Sure there was a element of greed involved but only after its huge rise in Euro terms from late last year but I bought it out of a combination of fear and anger and that is the God honest truth.

I cannot understand why the average Joe cannot buy a ounce or two - it has me stumped why people in the west are not attacking this corrupt fiat system after the obscene transfer of wealth to the bastards that caused this mess.

It may not be a entirely rational decision but fuck it - I have dug my trench and have cash reserves and I am waiting for their assult on my postion.

 

Fri, 07/16/2010 - 20:19 | 474708 Muir
Muir's picture

Well, I at least applaud that you know why you did it and did it because, to hell with it, you wanted to do it.

-

Capt. Richard N. Jenson: What are you doing there, soldier?
Soldier getting up from floor: Trying to get some sleep, sir.
Patton: Well, get back down there, son. You're the only son of a bitch in this headquarters who knows what he's trying to do.

Sat, 07/17/2010 - 10:29 | 475272 RockyRacoon
RockyRacoon's picture

You may be wrong in some areas, Dork, but you have it right in this particular case.  Holding gold is a rebellious position, as well as a contrarian play.   Those who are trading in this market, in any way, are merely feeding the Ponzi.  Holding gold is putting the fiat cash trash on the sidelines and starving the beast.  If you really hate the way things are going, hate the system, hate the pols, hate the Squid -- hold gold.  It takes away their monopoly money.  Simple, eh?

Fri, 07/16/2010 - 20:22 | 474712 Fred C Dobbs
Fred C Dobbs's picture

I read the Andy Schectman interview.  He said he is only seeing buyers of gold and no sellers.  He said the ratio was 99 to 1.  He also said he spoke with one of the big old money management funds in Minnesota and they didn't know the first thing about gold.  With only buyers out there and most US citizens not yet aware of precious metals coupled with worldwide demand from individuals and governments I have to agree with him that this is hardly a crowded trade.  

Fri, 07/16/2010 - 20:27 | 474714 Smiddywesson
Smiddywesson's picture

Sorry, not trying to be overly critical.  I have listened to the gold bug argument, and it is convincing, but the timing is all buggered.

Proposition A:  Gold always surges during financial meltdowns and there are numerous historical examples to support this. (true)

Proposition B:  This is the biggest financial meltdown in history.  Globalization of prosperity has also led to globalization of crisis.  (also true)

Conclusion #1:  Gold is going to go to the moon.  (Sure, EVENTUALLY)

Alternate viewpoint:  

Proposition A:  Price never moves in one direction all at once.  There's usually a retest and shakeout.

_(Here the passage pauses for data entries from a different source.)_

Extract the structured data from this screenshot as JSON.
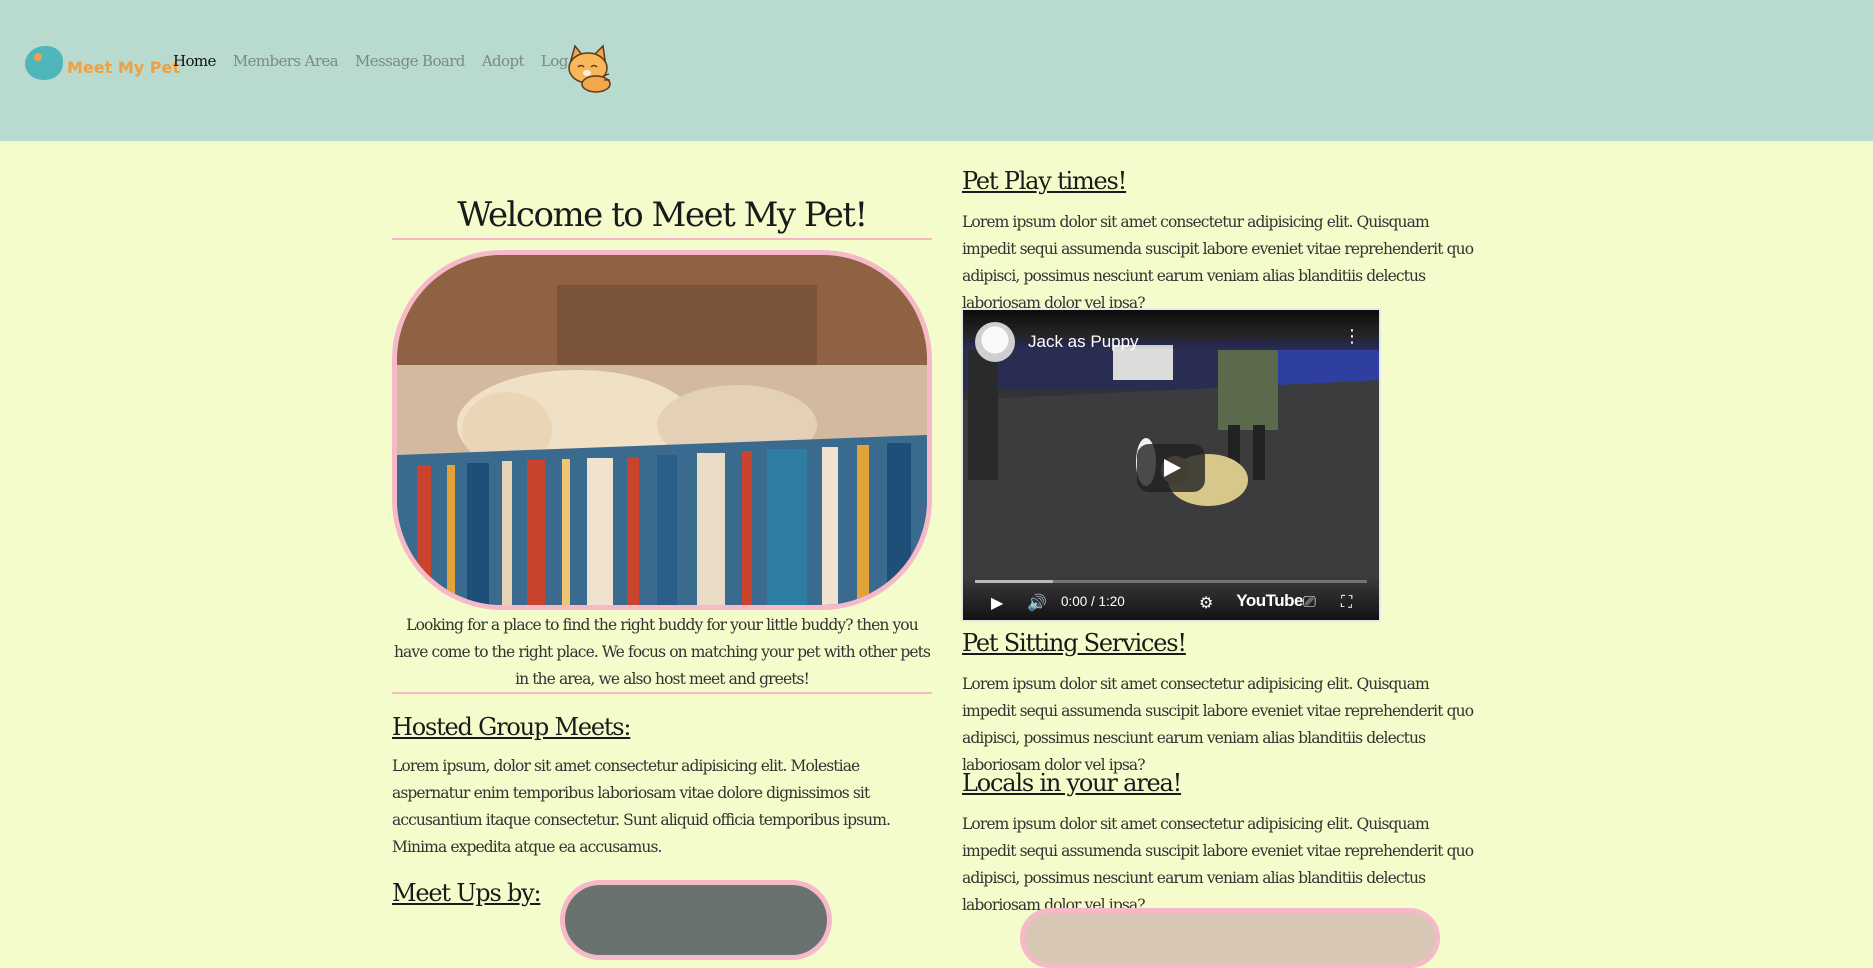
{
  "header": {
    "brand": "Meet My Pet",
    "nav": [
      {
        "label": "Home",
        "active": true
      },
      {
        "label": "Members Area"
      },
      {
        "label": "Message Board"
      },
      {
        "label": "Adopt"
      },
      {
        "label": "Log Out"
      }
    ],
    "logo_icon": "paw-bubble-icon",
    "mascot_icon": "cat-mascot-icon"
  },
  "left": {
    "welcome_title": "Welcome to Meet My Pet!",
    "intro": "Looking for a place to find the right buddy for your little buddy? then you have come to the right place. We focus on matching your pet with other pets in the area, we also host meet and greets!",
    "hosted_title": "Hosted Group Meets:",
    "hosted_text": "Lorem ipsum, dolor sit amet consectetur adipisicing elit. Molestiae aspernatur enim temporibus laboriosam vitae dolore dignissimos sit accusantium itaque consectetur. Sunt aliquid officia temporibus ipsum. Minima expedita atque ea accusamus.",
    "meetups_title": "Meet Ups by:"
  },
  "right": {
    "play_title": "Pet Play times!",
    "play_text": "Lorem ipsum dolor sit amet consectetur adipisicing elit. Quisquam impedit sequi assumenda suscipit labore eveniet vitae reprehenderit quo adipisci, possimus nesciunt earum veniam alias blanditiis delectus laboriosam dolor vel ipsa?",
    "sitting_title": "Pet Sitting Services!",
    "sitting_text": "Lorem ipsum dolor sit amet consectetur adipisicing elit. Quisquam impedit sequi assumenda suscipit labore eveniet vitae reprehenderit quo adipisci, possimus nesciunt earum veniam alias blanditiis delectus laboriosam dolor vel ipsa?",
    "locals_title": "Locals in your area!",
    "locals_text": "Lorem ipsum dolor sit amet consectetur adipisicing elit. Quisquam impedit sequi assumenda suscipit labore eveniet vitae reprehenderit quo adipisci, possimus nesciunt earum veniam alias blanditiis delectus laboriosam dolor vel ipsa?"
  },
  "video": {
    "title": "Jack as Puppy",
    "time": "0:00 / 1:20",
    "platform": "YouTube",
    "progress": 0.2
  },
  "colors": {
    "header_bg": "#b9dacf",
    "page_bg": "#f4fccb",
    "accent_pink": "#f7b9c8",
    "brand_orange": "#f0a040",
    "logo_teal": "#4fb6b9"
  }
}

Proposition B: Most market participants are wrong, and most of the remainder that are right miss the move because of the shakeout, either because they didn't have the money to hold their position or they lost their nerve.

Proposition C:  The bigger the move, the bigger the chances the shakeout will be equally large.

Conclusion #2:  History's greatest financial meltdown will be accompanied by history's greatest surge in gold prices, but most of the gold bugs will miss the party.  The size of the shakeout is likely to scale with the size of the crisis, and most people just don't have the guts to sit there and wait for a multi year event to unfold.  

IMHO, most of the gold bugs are in for an ass whooping of epic proportions, and then a lifetime of recriminations over having sold their gold.  Me, I'm just going to check the price action every day and wait for the shakeout to end.  That entry will be the trade of a lifetime. It shouldn't be hard to spot (pun).

Endnote:  I held my short position through this most recent rally.  Today was a good day.  The gold bugs who are positioning themselves for the final rise of gold are putting themselves in a very tough psychological place.  Even though they are right, the emotional costs of being right too early are devastating.

Fri, 07/16/2010 - 20:37 | 474723 THE DORK OF CORK
THE DORK OF CORK's picture

Well for some time I have realised that I am a Dork and the one advantage of such a Psychological makeup is to accept that I cannot outpace all those other emmm participants in this great game - egos can destroy the best of us - you cannot really beat the central banks in the short term and if you do you are just lucky or have inside information.